Objectives: To apply LDDMM to detailed analysis of basal ganglia structure and its association with the motor and behavioral features of autism.
Methods: Basal ganglia structures (caudate, putamen, globus pallidus) were manually delineated on high-resolution MR images in 32 boys with high-functioning autism (HFA) and 45 typically developing (TD) controls, ages 8-12 years. LDDMM was then used to map between-group differences in shape across each structure and to examine correlations with measures of basic motor skill (assessed using the PANESS – Physical and Neurologic Examination of Subtle Signs), praxis (assessed using a standardized videotaped praxis examination), and core social/communicative/behavior features of autism (assessed using the ADOS-G, Module 3). We examined the group shape differences using principal component analysis and correlation of the basal ganglia shape with behavioral measures using point-wise Pearson’s correlation analysis. The overall significance was confirmed via permutation tests.
Results: Group shape differences were principally localized to the right striatum: compared to TD boys boys with HFA showed significant compression, in the right anterior-ventral and posterior-dorsal putamen and in the right anterior caudate and caudate tail; they showed significant expansion in the mid-dorsal putamen, middle caudate, and posterior globus pallidus. Behavioral analyses revealed the HFA group showed significantly poorer performance on the PANESS (p<0.001) and praxis examination (p<0.001). Brain-behavior correlations revealed that, across the groups of subjects, compression of the bilateral posterior putamen was a significant predictor of poorer performance on the PANESS, while compression of the bilateral anterior putamen was a significant predictor of poorer praxis performance; in both cases these correlations were driven by significant findings in the HFA group (but not controls). For the HFA group, bilateral expansion in the ventral caudate head (nucleus accumbens) was a significant predictor of higher ADOS social domain scores.

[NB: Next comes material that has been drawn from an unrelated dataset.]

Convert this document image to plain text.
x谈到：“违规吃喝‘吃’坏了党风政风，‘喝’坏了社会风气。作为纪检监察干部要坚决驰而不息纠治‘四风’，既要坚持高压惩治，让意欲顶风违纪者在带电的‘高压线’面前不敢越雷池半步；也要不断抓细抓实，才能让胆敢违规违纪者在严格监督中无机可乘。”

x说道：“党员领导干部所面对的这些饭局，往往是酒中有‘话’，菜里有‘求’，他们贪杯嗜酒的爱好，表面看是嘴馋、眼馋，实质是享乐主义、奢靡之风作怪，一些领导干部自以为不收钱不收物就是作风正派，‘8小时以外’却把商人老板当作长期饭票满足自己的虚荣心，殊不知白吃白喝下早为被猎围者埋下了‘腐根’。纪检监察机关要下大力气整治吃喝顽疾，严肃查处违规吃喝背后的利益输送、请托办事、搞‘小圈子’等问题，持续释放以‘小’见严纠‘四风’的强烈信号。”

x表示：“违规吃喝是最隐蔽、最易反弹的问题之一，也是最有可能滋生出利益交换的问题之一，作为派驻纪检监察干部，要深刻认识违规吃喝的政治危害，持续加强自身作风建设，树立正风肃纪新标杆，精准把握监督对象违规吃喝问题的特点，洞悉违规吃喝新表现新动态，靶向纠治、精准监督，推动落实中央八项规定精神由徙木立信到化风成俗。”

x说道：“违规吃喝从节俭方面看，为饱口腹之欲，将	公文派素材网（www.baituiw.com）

Conclusions: For boys with HFA, shape abnormalities in the basal ganglia are associated with motor and social dysfunction. Consistent with established mapping of striatal function, basic motor skill impairment was associated with compression in posterior putaminal regions in circuit with primary sensorimotor cortex, while impairment in performance of skilled gestures (assessed on praxis examination) was associated with compression in dorsal anterior putaminal regions in circuit with premotor cortex. Impaired social function characteristic of autism was associated with expansion in the nucleus accumbens, in circuit with orbitofrontal cortex. The pattern of findings suggests that abnormalities within parallel subcortical circuits may contribute to the motor, social and behavioral features of autism. The detailed level analysis offered by LDDMM may therefore prove valuable in identifying neuroanatomic biomarkers of autism.